Performance is slightly worse (relay adds a hop), but the user’s IP is shielded.

Don’t surface ICE candidates to third parties

If your real-time app passes ICE candidates through a signaling server, the signaling server (and anyone with access to it) sees user IPs. Architect the signaling layer with appropriate access controls.

Should You Care?

For most application developers, the practical question is: do you exploit the WebRTC leak for fraud detection, or do you not use it at all?

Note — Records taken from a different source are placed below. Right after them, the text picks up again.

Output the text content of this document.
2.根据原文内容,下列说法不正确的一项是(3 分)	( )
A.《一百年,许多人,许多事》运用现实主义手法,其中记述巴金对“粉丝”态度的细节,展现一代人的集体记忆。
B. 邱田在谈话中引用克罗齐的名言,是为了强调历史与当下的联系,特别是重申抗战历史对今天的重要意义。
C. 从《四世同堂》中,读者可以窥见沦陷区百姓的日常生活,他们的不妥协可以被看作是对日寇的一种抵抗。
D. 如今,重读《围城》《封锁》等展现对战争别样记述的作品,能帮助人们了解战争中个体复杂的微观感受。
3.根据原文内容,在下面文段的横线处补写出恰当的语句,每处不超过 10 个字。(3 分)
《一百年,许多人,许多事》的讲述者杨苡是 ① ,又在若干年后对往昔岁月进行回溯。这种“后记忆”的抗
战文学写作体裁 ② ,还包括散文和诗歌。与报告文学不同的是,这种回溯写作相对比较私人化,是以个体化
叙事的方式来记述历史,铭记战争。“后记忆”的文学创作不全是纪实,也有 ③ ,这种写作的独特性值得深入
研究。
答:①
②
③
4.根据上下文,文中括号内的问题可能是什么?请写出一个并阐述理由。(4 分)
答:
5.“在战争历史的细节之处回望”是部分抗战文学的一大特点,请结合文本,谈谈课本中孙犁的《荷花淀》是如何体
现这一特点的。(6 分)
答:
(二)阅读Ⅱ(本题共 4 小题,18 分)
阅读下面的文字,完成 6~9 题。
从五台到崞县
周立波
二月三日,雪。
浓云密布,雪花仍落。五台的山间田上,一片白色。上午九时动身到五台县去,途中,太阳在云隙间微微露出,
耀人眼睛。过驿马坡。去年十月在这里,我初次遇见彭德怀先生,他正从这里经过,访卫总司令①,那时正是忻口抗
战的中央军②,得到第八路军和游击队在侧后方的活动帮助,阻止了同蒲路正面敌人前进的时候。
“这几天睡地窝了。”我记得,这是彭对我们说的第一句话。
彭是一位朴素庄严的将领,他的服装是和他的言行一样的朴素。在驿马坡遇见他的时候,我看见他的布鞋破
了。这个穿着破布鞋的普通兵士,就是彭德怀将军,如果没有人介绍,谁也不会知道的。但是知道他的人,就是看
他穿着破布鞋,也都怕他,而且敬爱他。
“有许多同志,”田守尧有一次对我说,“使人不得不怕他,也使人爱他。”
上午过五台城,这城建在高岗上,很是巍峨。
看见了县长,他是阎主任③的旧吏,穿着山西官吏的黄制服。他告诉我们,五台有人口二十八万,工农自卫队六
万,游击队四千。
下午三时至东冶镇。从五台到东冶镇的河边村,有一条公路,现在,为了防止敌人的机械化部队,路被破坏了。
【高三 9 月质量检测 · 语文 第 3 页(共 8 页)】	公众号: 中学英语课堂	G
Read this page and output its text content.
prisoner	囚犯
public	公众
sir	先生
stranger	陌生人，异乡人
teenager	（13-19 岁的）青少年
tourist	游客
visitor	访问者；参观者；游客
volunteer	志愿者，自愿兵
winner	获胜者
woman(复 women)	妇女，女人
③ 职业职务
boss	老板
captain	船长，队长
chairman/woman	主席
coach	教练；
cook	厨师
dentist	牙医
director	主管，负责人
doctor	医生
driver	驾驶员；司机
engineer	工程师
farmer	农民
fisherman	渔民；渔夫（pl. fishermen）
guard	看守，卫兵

The arguments for using it:

  • Strong fraud signal. Mismatched WebRTC and HTTP IPs are a reliable proxy/VPN indicator.
  • Hard to spoof. WebRTC runs in the user’s browser, not in headers — automation tools have to do extra work to fake it.
  • Browser-supported. No special permissions needed for the public-IP component.

The arguments against:

  • Privacy implications. You’re extracting data the user didn’t consciously share.
  • Detection ethics. Many users use VPNs for legitimate privacy reasons; using WebRTC to defeat their privacy is a strong choice.
  • GDPR exposure. Under GDPR, IP addresses are personal data; WebRTC-fingerprinting users without disclosure could be a legal issue.

A middle path: use WebRTC-derived IP only for high-stakes anti-fraud (large purchases, account creation under specific risk scores) where the benefit outweighs the privacy cost, and disclose it in your privacy policy.

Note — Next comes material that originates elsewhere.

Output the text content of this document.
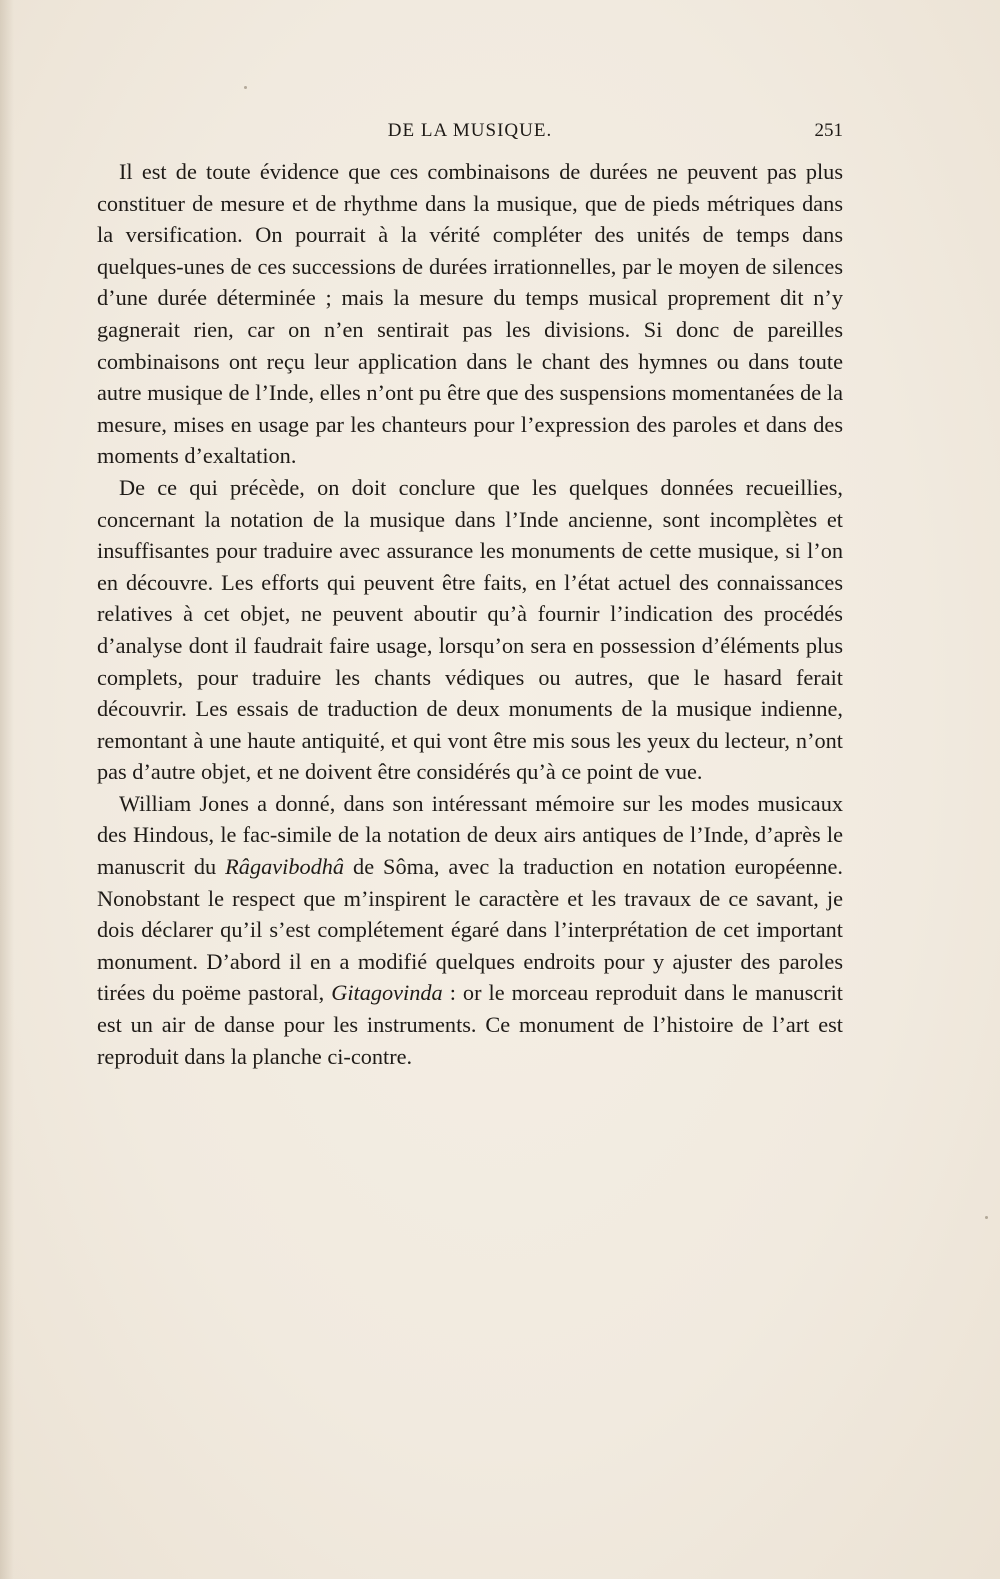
DE LA MUSIQUE.	251

Il est de toute évidence que ces combinaisons de durées ne peuvent pas plus constituer de mesure et de rhythme dans la musique, que de pieds métriques dans la versification. On pourrait à la vérité compléter des unités de temps dans quelques-unes de ces successions de durées irrationnelles, par le moyen de silences d’une durée déterminée ; mais la mesure du temps musical proprement dit n’y gagnerait rien, car on n’en sentirait pas les divisions. Si donc de pareilles combinaisons ont reçu leur application dans le chant des hymnes ou dans toute autre musique de l’Inde, elles n’ont pu être que des suspensions momentanées de la mesure, mises en usage par les chanteurs pour l’expression des paroles et dans des moments d’exaltation.

De ce qui précède, on doit conclure que les quelques données recueillies, concernant la notation de la musique dans l’Inde ancienne, sont incomplètes et insuffisantes pour traduire avec assurance les monuments de cette musique, si l’on en découvre. Les efforts qui peuvent être faits, en l’état actuel des connaissances relatives à cet objet, ne peuvent aboutir qu’à fournir l’indication des procédés d’analyse dont il faudrait faire usage, lorsqu’on sera en possession d’éléments plus complets, pour traduire les chants védiques ou autres, que le hasard ferait découvrir. Les essais de traduction de deux monuments de la musique indienne, remontant à une haute antiquité, et qui vont être mis sous les yeux du lecteur, n’ont pas d’autre objet, et ne doivent être considérés qu’à ce point de vue.

William Jones a donné, dans son intéressant mémoire sur les modes musicaux des Hindous, le fac-simile de la notation de deux airs antiques de l’Inde, d’après le manuscrit du Râgavibodhâ de Sôma, avec la traduction en notation européenne. Nonobstant le respect que m’inspirent le caractère et les travaux de ce savant, je dois déclarer qu’il s’est complétement égaré dans l’interprétation de cet important monument. D’abord il en a modifié quelques endroits pour y ajuster des paroles tirées du poëme pastoral, Gitagovinda : or le morceau reproduit dans le manuscrit est un air de danse pour les instruments. Ce monument de l’histoire de l’art est reproduit dans la planche ci-contre.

WebRTC vs HTTP IP: A Summary

SourceWhat you seeReliabilitySpoofable?
HTTP IP (req.ip)The connection’s source — VPN if usedVery reliableNo (without VPN)
X-Forwarded-ForWhat proxies reportTrustworthy only behind controlled proxiesYes (open)
WebRTC public IPReal IP if VPN doesn’t tunnel UDPHigh when presentDifficult
Geolocation lookupApproximate locationHigh at country levelIndirect (via VPN)

For high-confidence fraud detection, combine all four. The HTTP IP gives you the connection-layer view; WebRTC IP can reveal a VPN; geolocation gives geographic context.

The Ip2Geo API returns the rich geo, ASN, and network-classification data on top of whichever IP you submit — you can run the same lookup on both the HTTP IP and the WebRTC IP and compare results.

TL;DR

  • WebRTC leaks the user’s IP to JavaScript on the page, including (sometimes) the real IP behind a VPN.
  • Modern browsers hide the LAN IP by default but still expose the public IP.
  • VPNs that don’t tunnel UDP leak the real IP via STUN.
  • As a user, use a quality VPN, or disable WebRTC in your browser if you don’t need it.
  • As a developer, don’t initialize WebRTC unless you need it; use TURN-only mode if you do.
  • For fraud detection, comparing WebRTC IP against HTTP IP is a strong signal — but consider the privacy implications.
  • Under GDPR, treat WebRTC-derived IPs as personal data subject to the same rules as any other IP.

WebRTC is a powerful API that browsers couldn’t ship without exposing some IP information. The leak isn’t a bug; it’s a privacy trade-off built into how the protocol works. In 2026 the trade-off is better managed than a decade ago, but it’s still a trade-off — and one that matters whether you’re a user, a privacy-conscious developer, or a fraud team using every available signal.